# 9-10 Jigging



## fish construction (Sep 3, 2009)

We were headed for some deep drop action but ended up jigging. bait was slow on the mass. the farther we headed south the rougher the seas were. so we decided to fish a close spot. I dusted off my jigs
and gave them a try. first I used a crab colored lucanus jig 100g.
on the lucanus I brought in some: 20" triggers, grouper, mingo, red snapper, sea bass, ruby red lips
lots of fast action until the fish bit the skirt to nothing and broke one hook and bent up the other. so I changed up to a knife jig blue 135g. pretty much non stop action. I brought in some: 22"red grouper , 19" mingos ,almaco jacks , amber jacks, porgys \
I had to put the jigs away after the jacks wore my arm out, bent the jig destroyed the blue paint job, and shreded the kevlar on the hook.
on the way back we spotted a log holding some dorado and triple tail.
put on a silver gotcha with a buck tail put 8 dorado on the boat and headed home. It was a great day fishing with Dave and Robert.


----------



## fishn4fun (May 11, 2008)

Sounds like fun.

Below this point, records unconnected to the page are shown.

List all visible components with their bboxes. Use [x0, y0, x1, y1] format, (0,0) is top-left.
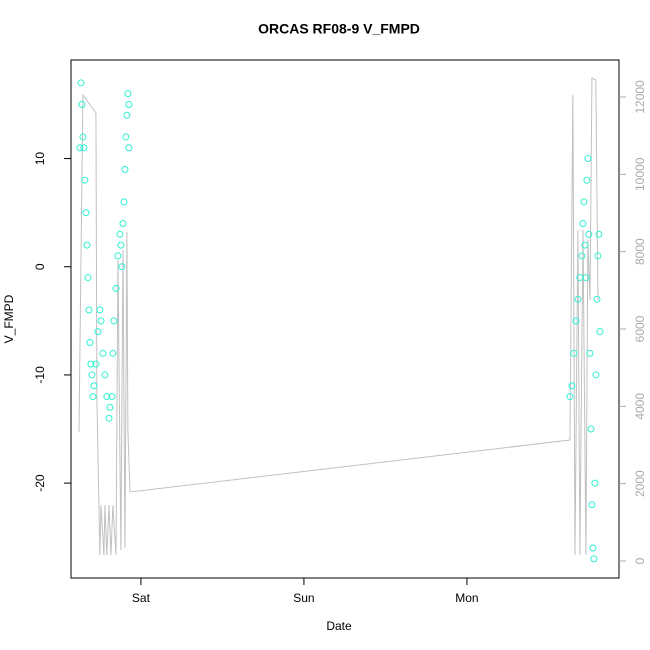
y-tick-label: 10 — [33, 152, 47, 166]
point — [103, 393, 111, 401]
point — [117, 241, 125, 249]
point — [84, 274, 92, 282]
x-tick-label: Sat — [132, 591, 151, 605]
point — [588, 501, 596, 509]
y2-tick-label: 10000 — [633, 157, 647, 191]
point — [82, 209, 90, 217]
y2-tick-label: 4000 — [633, 393, 647, 420]
point — [110, 317, 118, 325]
point — [97, 317, 105, 325]
point — [76, 144, 84, 152]
point — [590, 555, 598, 563]
y2-tick-label: 0 — [633, 557, 647, 564]
point — [122, 133, 130, 141]
point — [78, 100, 86, 108]
point — [570, 349, 578, 357]
point — [89, 393, 97, 401]
point — [108, 393, 116, 401]
y-tick-label: -10 — [33, 366, 47, 384]
point — [579, 219, 587, 227]
point — [119, 219, 127, 227]
point — [120, 198, 128, 206]
point — [585, 230, 593, 238]
point — [112, 284, 120, 292]
point — [81, 176, 89, 184]
point — [574, 295, 582, 303]
point — [94, 328, 102, 336]
point — [92, 360, 100, 368]
point — [86, 338, 94, 346]
y2-tick-label: 12000 — [633, 80, 647, 114]
x-axis-label: Date — [326, 619, 352, 633]
point — [125, 144, 133, 152]
point — [592, 371, 600, 379]
point — [125, 100, 133, 108]
point — [595, 230, 603, 238]
point — [99, 349, 107, 357]
point — [79, 133, 87, 141]
point — [124, 90, 132, 98]
y2-tick-label: 8000 — [633, 238, 647, 265]
point — [580, 198, 588, 206]
point — [568, 382, 576, 390]
point — [566, 393, 574, 401]
point — [96, 306, 104, 314]
plot-box — [70, 59, 620, 579]
point — [593, 295, 601, 303]
point — [90, 382, 98, 390]
point — [121, 165, 129, 173]
x-tick-label: Mon — [455, 591, 478, 605]
line — [78, 77, 599, 556]
y-tick-label: -20 — [33, 474, 47, 492]
point — [106, 403, 114, 411]
y2-tick-label: 6000 — [633, 315, 647, 342]
point — [596, 328, 604, 336]
point — [591, 479, 599, 487]
point — [572, 317, 580, 325]
point — [77, 79, 85, 87]
point — [118, 263, 126, 271]
point — [116, 230, 124, 238]
point — [583, 176, 591, 184]
point — [582, 274, 590, 282]
point — [589, 544, 597, 552]
point — [578, 252, 586, 260]
point — [85, 306, 93, 314]
point — [114, 252, 122, 260]
point — [87, 360, 95, 368]
point — [101, 371, 109, 379]
point — [123, 111, 131, 119]
point — [584, 155, 592, 163]
point — [586, 349, 594, 357]
point — [80, 144, 88, 152]
point — [105, 414, 113, 422]
point — [83, 241, 91, 249]
chart-title: ORCAS RF08-9 V_FMPD — [258, 21, 420, 37]
point — [109, 349, 117, 357]
point — [581, 241, 589, 249]
y2-tick-label: 2000 — [633, 470, 647, 497]
y-tick-label: 0 — [33, 263, 47, 270]
point — [594, 252, 602, 260]
x-tick-label: Sun — [293, 591, 314, 605]
y-axis-label: V_FMPD — [2, 294, 16, 343]
point — [88, 371, 96, 379]
point — [587, 425, 595, 433]
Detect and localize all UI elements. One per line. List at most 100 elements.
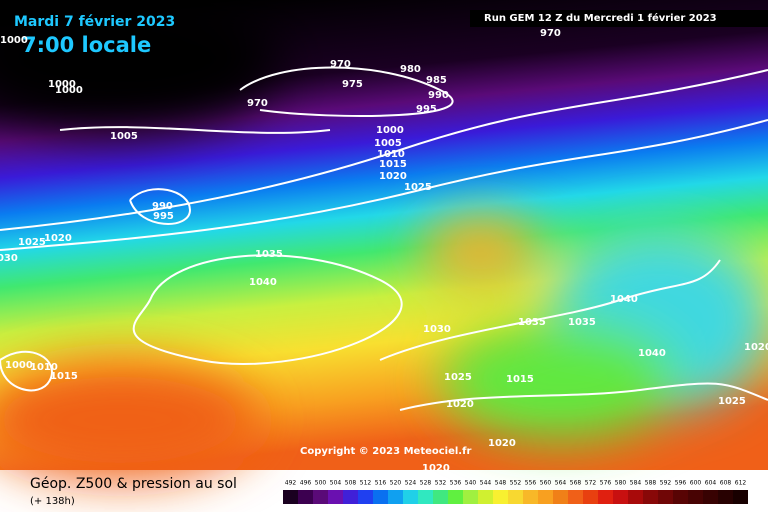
isobar-label: 1015	[506, 374, 534, 385]
isobar-label: 1025	[444, 372, 472, 383]
colorbar-label: 560	[540, 480, 552, 487]
colorbar-cell	[373, 490, 388, 504]
colorbar-label: 604	[705, 480, 717, 487]
isobar-label: 1010	[377, 149, 405, 160]
colorbar-label: 544	[480, 480, 492, 487]
colorbar-label: 528	[420, 480, 432, 487]
colorbar-cell	[418, 490, 433, 504]
colorbar-label: 496	[300, 480, 312, 487]
colorbar-label: 532	[435, 480, 447, 487]
colorbar-cell	[433, 490, 448, 504]
colorbar-label: 596	[675, 480, 687, 487]
colorbar-cell	[598, 490, 613, 504]
isobar-label: 1020	[422, 463, 450, 474]
colorbar-label: 608	[720, 480, 732, 487]
colorbar-label: 504	[330, 480, 342, 487]
colorbar-label: 520	[390, 480, 402, 487]
isobar-label: 1040	[249, 277, 277, 288]
isobar-label: 1025	[404, 182, 432, 193]
isobar-label: 970	[330, 59, 351, 70]
colorbar-cell	[493, 490, 508, 504]
isobar-label: 1005	[110, 131, 138, 142]
isobar-label: 1015	[50, 371, 78, 382]
colorbar-label: 536	[450, 480, 462, 487]
colorbar-label: 564	[555, 480, 567, 487]
colorbar-label: 512	[360, 480, 372, 487]
colorbar-cell	[718, 490, 733, 504]
colorbar-cell	[628, 490, 643, 504]
isobar-label: 1035	[518, 317, 546, 328]
isobar-label: 1020	[744, 342, 768, 353]
colorbar-label: 508	[345, 480, 357, 487]
isobar-label: 1010	[30, 362, 58, 373]
colorbar-label: 580	[615, 480, 627, 487]
colorbar-label: 556	[525, 480, 537, 487]
colorbar-cell	[463, 490, 478, 504]
colorbar-label: 572	[585, 480, 597, 487]
legend-title: Géop. Z500 & pression au sol	[30, 476, 237, 492]
colorbar-label: 524	[405, 480, 417, 487]
colorbar-label: 584	[630, 480, 642, 487]
colorbar-cell	[313, 490, 328, 504]
colorbar-label: 612	[735, 480, 747, 487]
colorbar-cell	[733, 490, 748, 504]
colorbar-cell	[703, 490, 718, 504]
colorbar-cell	[343, 490, 358, 504]
colorbar-label: 492	[285, 480, 297, 487]
colorbar-cell	[688, 490, 703, 504]
colorbar-cell	[328, 490, 343, 504]
isobar-label: 1005	[374, 138, 402, 149]
colorbar-cell	[613, 490, 628, 504]
colorbar-cell	[388, 490, 403, 504]
isobar-label: 1025	[18, 237, 46, 248]
isobars	[0, 66, 768, 411]
isobar-label: 1000	[5, 360, 33, 371]
isobar-label: 990	[152, 201, 173, 212]
colorbar-cell	[478, 490, 493, 504]
colorbar-cell	[583, 490, 598, 504]
colorbar-cell	[283, 490, 298, 504]
isobar-label: 975	[342, 79, 363, 90]
colorbar-cell	[538, 490, 553, 504]
colorbar-cell	[508, 490, 523, 504]
forecast-date: Mardi 7 février 2023	[14, 14, 175, 30]
colorbar-label: 552	[510, 480, 522, 487]
isobar-label: 1035	[255, 249, 283, 260]
isobar-label: 1020	[379, 171, 407, 182]
isobar-label: 980	[400, 64, 421, 75]
isobar-label: 1030	[0, 253, 18, 264]
isobar-label: 995	[416, 104, 437, 115]
run-box	[470, 10, 768, 27]
isobar-label: 1000	[48, 79, 76, 90]
isobar-label: 995	[153, 211, 174, 222]
colorbar-cell	[358, 490, 373, 504]
forecast-time: 7:00 locale	[22, 33, 151, 57]
colorbar-cell	[448, 490, 463, 504]
isobar-label: 1020	[446, 399, 474, 410]
isobar-label: 1000	[55, 85, 83, 96]
isobar-label: 1025	[718, 396, 746, 407]
run-info: Run GEM 12 Z du Mercredi 1 février 2023	[484, 12, 717, 24]
colorbar-label: 600	[690, 480, 702, 487]
isobar-label: 1030	[423, 324, 451, 335]
colorbar-label: 540	[465, 480, 477, 487]
isobar-label: 1040	[610, 294, 638, 305]
isobar-label: 1000	[0, 35, 28, 46]
colorbar-label: 516	[375, 480, 387, 487]
isobar-label: 1020	[488, 438, 516, 449]
isobar-label: 1040	[638, 348, 666, 359]
colorbar-cell	[643, 490, 658, 504]
isobar-label: 1015	[379, 159, 407, 170]
colorbar-cell	[298, 490, 313, 504]
isobar-label: 985	[426, 75, 447, 86]
isobar-label: 970	[247, 98, 268, 109]
colorbar-label: 548	[495, 480, 507, 487]
colorbar-cell	[568, 490, 583, 504]
isobar-label: 990	[428, 90, 449, 101]
isobar-label: 970	[540, 28, 561, 39]
isobar-label: 1000	[376, 125, 404, 136]
colorbar-cell	[403, 490, 418, 504]
colorbar-cell	[673, 490, 688, 504]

That looks like a good sized chicken dolphin


----------



## grey ghost (Jul 24, 2011)

dang what a day jigging.!! I am gone quit bottom fishin, and start jig fishin!! Where did you get those jigs mentioned in post??? thks :thumbup:


----------



## Naby (Jan 18, 2009)

Triggers on jigs? Great trip, thanks for the report. I didn't know they would hit a jig.


----------



## fish construction (Sep 3, 2009)

the Lucanus seemed to keep away the under sized Trigger away!
*ps. the porgy go to the wild life sanctuary they are always in need of fresh fish or old freezer burnt fish what ever you have*


----------



## sail7seas (Oct 2, 2007)

great report billy. thats a good mixed bag of fish. i had messaged robert earlier in the week about fishing but the aftermath of tropical storm lee kept us covered up through the weekend. that north wind is deceiving when looking from the beach. thanks for the report.


----------



## Matt09 (Jun 6, 2008)

Another good jig for Trigger's is the Blue Water Candy Roscoe lil man jig, the 2oz, with the #2 treble hook i believe... i put assist hook's on mine, but they still work fine with the treble..... Scamp crusher aswell.


----------



## Chris V (Oct 18, 2007)

Nice haul of fish

I also like the Roscoe Lil man in pink/glow for triggers. Make a pair of assist hooks for it with 2/0 Owner Mosquito hooks and you have a trigger killer.


----------